Diffie: Cryptography is still the best hook for security despite the breaks.

Shamir: Imagine you are going to break AES, can either spend $gazillion or $50K befriending the head of security and entrapping him. Side channel attacks in 55 ms. if you can send the machine certain data.

Kaliski: Asking Rivest on usability of security, did you invent the right thing

Diffie: (Answering) Security is always political, security measures always advantage one group and thus disadvantage others. Security codes for legitamacy. Security channels them into particular relationships. [Good comment on DRM politics]

Hellman: Security needs to be built into an application. At the time could not get the O/S people involved at the time.

Rivest: We did the right thing with the math, but scenarios. Model was the agent was the computer, Alice is really a computer. Problem is how does the user trust their electronic agent?

Shamir: You did the litterature a favor by making it more user friendly with Alice.

Diffie: Write down your password, your wallet is much more secure than your computer.

Rivest: [on next 15 years] We still have not proved the fundamentals, P=NP etc.

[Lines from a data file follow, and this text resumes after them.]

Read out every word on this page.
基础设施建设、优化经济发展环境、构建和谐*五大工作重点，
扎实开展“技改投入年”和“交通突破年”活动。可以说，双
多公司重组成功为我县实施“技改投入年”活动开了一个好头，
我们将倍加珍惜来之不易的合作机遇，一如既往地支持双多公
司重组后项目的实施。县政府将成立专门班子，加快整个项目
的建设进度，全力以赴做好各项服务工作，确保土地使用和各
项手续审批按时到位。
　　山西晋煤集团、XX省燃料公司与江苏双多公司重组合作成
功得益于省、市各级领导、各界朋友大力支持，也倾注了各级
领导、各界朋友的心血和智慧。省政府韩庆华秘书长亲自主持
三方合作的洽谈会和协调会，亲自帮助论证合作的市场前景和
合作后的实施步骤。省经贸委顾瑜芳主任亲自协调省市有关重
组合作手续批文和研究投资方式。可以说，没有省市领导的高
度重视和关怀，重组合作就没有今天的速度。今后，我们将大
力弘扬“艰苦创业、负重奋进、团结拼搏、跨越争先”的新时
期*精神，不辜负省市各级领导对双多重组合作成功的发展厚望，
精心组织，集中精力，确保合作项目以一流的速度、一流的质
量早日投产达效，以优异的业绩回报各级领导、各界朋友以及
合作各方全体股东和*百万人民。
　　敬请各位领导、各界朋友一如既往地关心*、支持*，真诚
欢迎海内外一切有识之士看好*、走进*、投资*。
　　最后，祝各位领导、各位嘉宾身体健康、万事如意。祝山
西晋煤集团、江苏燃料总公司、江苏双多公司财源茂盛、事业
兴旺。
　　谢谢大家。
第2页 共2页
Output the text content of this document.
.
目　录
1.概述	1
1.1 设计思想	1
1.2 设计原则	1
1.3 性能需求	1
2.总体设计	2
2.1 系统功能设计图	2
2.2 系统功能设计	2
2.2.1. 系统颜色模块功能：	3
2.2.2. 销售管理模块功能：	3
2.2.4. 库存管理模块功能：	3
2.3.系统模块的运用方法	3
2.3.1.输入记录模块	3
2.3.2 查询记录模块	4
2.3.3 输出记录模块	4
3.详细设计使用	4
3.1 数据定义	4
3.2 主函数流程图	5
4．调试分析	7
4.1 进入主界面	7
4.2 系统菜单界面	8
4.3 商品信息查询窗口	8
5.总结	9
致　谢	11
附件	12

Answer question raised by Diffie, field is a lot richer and innovation is on different fronts, different constructs etc.

Shamir: Problem of long term security much different from problem of sending message today needing limited security in transit.

Hellman: Can't go forward, but can go back. Almost 30 years ago we said 2000 bits minimum for 30 year security, 4000 was preferable, 10K not too much. We did not do too baddly.

Diffie: In some respects the signatures on the constitution and the signatures on the Magna Carta are still important.

Rivest: It takes about 15 years for ideas to go from concept to use. Identity based crypto may be becomming the right approach to authenticated email.

Shamir: Multiparty computation is a good idea but existing schemes are too complex, e.g. voting. Protocols are too complex, they do a lot of proofs but they are not protecting against real world attacks. Example of Palestinian elections, use of camera phones to demonstrate voting for/against certain candidate.

Diffie: Intel going to talk about covert channels.